RE: Back in4 Oct 2023 14:10
Singhie
I'll naively assume your question was asked in good faith. Remember, you and I are on different poles when it comes to assessing short and medium term SP performance. You have always assumed that it's directly correlated to fundamentals (e.g. liabilities, revenue etc). I think these are only in play with a sound and serious company (FTSE 250 and above), where profits are reinvested into the company and/or passed onto shareholders via dividends, share bbs etc.. ANGS, like many AIM companies, has absolutely no history of either reinvesting or dividends. All work carried out, and assets acquired, were paid for through placings, and all the money they've made has been gifted to the BOD (in the form of inflated salaries), and to 'partners' (through grossly inflated payday loan rates).

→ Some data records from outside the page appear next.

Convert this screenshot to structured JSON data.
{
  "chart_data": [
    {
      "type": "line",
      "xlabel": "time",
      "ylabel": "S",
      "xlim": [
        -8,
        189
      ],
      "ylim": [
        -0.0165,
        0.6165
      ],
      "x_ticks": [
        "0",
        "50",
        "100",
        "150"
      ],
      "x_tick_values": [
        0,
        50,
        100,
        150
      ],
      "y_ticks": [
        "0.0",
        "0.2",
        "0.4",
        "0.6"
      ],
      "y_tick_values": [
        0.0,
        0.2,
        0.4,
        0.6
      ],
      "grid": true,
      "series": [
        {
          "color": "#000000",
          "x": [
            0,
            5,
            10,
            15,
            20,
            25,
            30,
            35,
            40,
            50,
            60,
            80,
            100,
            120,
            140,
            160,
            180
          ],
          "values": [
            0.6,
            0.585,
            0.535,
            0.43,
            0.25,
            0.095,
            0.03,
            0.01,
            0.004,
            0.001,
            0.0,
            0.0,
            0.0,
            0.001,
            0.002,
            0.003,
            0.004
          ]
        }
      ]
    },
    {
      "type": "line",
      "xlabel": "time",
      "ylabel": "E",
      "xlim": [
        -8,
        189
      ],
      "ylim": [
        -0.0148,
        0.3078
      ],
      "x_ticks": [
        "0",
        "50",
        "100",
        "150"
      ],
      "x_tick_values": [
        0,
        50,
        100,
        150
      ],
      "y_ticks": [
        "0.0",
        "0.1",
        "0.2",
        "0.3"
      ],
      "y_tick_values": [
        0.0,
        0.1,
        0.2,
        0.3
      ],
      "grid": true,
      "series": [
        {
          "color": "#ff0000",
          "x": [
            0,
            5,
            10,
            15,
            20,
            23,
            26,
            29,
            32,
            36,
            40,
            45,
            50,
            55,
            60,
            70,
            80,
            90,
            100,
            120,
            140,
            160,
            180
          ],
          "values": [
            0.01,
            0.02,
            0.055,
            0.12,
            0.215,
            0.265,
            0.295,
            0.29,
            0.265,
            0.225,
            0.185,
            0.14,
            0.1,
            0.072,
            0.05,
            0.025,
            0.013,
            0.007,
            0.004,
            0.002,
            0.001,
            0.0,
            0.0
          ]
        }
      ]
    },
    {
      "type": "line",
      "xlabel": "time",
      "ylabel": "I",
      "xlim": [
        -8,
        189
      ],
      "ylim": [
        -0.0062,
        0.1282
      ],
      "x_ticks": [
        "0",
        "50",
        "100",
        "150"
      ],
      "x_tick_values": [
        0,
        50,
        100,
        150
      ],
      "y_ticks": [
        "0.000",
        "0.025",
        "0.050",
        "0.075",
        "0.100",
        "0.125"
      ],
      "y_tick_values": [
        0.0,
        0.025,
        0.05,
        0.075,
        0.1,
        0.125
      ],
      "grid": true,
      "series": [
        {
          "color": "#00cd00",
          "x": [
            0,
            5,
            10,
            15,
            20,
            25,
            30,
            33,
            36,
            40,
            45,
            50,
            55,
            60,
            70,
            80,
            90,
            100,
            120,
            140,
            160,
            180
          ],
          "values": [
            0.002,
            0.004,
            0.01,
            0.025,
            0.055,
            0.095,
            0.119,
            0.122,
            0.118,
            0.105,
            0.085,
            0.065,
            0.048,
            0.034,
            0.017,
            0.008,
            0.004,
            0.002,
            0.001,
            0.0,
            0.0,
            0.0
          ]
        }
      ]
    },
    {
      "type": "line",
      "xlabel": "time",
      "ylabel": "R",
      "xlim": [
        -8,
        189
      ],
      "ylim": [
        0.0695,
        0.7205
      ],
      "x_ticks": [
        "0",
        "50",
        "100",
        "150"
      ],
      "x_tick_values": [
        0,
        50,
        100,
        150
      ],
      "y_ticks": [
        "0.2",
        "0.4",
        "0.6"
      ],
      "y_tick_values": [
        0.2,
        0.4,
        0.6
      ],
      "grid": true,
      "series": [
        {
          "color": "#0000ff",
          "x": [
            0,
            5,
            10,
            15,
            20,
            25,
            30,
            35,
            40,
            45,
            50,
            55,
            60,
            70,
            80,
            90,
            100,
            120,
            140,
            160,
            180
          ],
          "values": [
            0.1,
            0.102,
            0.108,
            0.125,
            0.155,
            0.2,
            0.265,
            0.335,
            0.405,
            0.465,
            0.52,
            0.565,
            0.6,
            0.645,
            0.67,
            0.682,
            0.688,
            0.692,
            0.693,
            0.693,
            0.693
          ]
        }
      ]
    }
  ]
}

I take it from the fact that you stopped including your month by month SP predictions on your flow rates that the penny has dropped, and you also no longer directly correlate gas coming out of the ground with SP valuation.
My view is even simpler: it's all down to sentiment. ANGS's SP lives and dies through how AIMy it is. If it is able to excite the rabble with long tales of fairies, pots of gold and dividends, the SP goes up. Once the excitement wanes two weeks on, the SP begins drifting downwards. In the end, ANGS was quite profitable to me and anyone else that played the up and down game.
Something seems to have changed now though with the acquisition and development of a bona fide money generating asset... and not in a good way. The lenders are taking all the income coming out of the ground and distressing the company just to ensure it gets ever last cubic foot of gas money. Whether it's a lack of prospects, or punters simply not trusting anymore, ANGS' fairy tales (of gas storage this time) don't seem to have much traction.
So what variables will have to change for the smart money to come in? Good question. No serious investor would touch ANGS with a barge pole. Me and Forrest? When we sense the wind changing (because of a Balcombe well test maybe), when the slobbering masses start baying for shares, that's when we'll buy in and prepare to sell at the next spike.